Ainsi, selon Jeff Rubin, ancien économiste en chef de CIBC World Markets : « s’il n’y a pas suffisamment d’offre pour fournir les 89 millions de barils de pétrole que l’économie mondiale est censée brûler chaque jour, le prix du pétrole dans le monde ne pourra aller que dans une seule direction ».

« Nous ne voyons pas de fin évidente au conflit en Libye », poursuit M. Rubin, « et avec la violence sectaire contre les champs de pétrole et les raffineries, qui augmente soudain en Irak en prévision du retrait des troupes américaines, l’avenir ne semble pas sourire à une potentielle augmentation de la production par l’OPEP ».

▪ C’est encore plus évident lorsque l’on s’intéresse au plus grand producteur de la région, l’Arabie Saoudite : elle n’a guère plus à offrir au mix énergétique mondial que du pétrole lourd et acide dont plus personne ne veut.

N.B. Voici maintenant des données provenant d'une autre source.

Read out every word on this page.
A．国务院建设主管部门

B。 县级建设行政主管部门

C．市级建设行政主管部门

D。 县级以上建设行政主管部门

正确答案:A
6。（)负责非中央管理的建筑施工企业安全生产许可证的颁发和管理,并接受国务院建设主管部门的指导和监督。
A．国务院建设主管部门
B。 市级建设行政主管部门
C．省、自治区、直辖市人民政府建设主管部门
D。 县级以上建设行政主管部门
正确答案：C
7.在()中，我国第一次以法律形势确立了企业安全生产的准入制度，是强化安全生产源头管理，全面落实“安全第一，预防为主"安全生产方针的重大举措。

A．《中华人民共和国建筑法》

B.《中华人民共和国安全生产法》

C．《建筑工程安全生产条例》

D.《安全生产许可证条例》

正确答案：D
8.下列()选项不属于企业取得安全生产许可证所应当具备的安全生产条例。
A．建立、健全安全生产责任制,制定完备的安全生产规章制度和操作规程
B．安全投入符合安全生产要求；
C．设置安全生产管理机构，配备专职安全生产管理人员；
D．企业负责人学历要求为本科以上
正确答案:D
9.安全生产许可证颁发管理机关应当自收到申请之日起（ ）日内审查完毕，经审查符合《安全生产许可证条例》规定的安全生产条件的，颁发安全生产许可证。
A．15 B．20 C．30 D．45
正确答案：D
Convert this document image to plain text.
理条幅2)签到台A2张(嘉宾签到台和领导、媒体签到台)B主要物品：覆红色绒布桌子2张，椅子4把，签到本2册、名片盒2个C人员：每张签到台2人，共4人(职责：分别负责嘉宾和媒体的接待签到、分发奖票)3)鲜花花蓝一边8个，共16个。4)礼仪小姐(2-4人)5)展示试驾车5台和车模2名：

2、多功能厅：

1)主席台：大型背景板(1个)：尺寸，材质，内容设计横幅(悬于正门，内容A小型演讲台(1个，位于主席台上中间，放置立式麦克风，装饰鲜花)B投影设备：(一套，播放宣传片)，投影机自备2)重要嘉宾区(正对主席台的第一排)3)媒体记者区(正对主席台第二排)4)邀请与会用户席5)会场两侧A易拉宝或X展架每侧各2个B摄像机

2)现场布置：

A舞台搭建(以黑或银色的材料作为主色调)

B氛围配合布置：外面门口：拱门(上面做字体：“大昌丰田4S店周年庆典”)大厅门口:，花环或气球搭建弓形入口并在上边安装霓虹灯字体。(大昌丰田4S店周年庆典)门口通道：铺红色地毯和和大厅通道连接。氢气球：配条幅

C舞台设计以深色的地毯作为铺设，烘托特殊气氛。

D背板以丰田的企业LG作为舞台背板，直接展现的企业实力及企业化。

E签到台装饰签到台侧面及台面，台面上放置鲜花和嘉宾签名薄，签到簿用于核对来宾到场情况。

Ce n’est pas comme si les cheiks saoudiens ne faisaient pas d’efforts. La production dans le royaume a augmenté de presque 4% le mois dernier, pour atteindre 9,7 millions de barils par jour.

Le problème, c’est que la moitié seulement de cette augmentation est parvenue sur le marché international. Le reste est conservé dans le pays pour approvisionner les raffineries saoudiennes et permettre de faire fonctionner la « production énergétique et les usines de désalinisation pendant la haute saison estivale », selon un rapport de l’AIE paru hier.

Deux autres facteurs qui font bondir la demande de pétrole : les coupures de courant en Chine et au Japon. En raison de la sécheresse en Chine, les centrales hydroélectriques ne peuvent plus générer autant de courant. Les générateurs diesel doivent donc compenser.

Et c’est aussi le diesel qui prend le relais au Japon, suite au désastre de Fukushima. Les deux tiers de la capacité nucléaire du pays sont maintenant hors-service… et ils ne sont pas près d’être remis en marche.

Le pétrole devrait donc rester profitable pendant quelque temps encore — même si ce qui semble être une « reprise » aux Etats-Unis finit par accoucher d’une souris.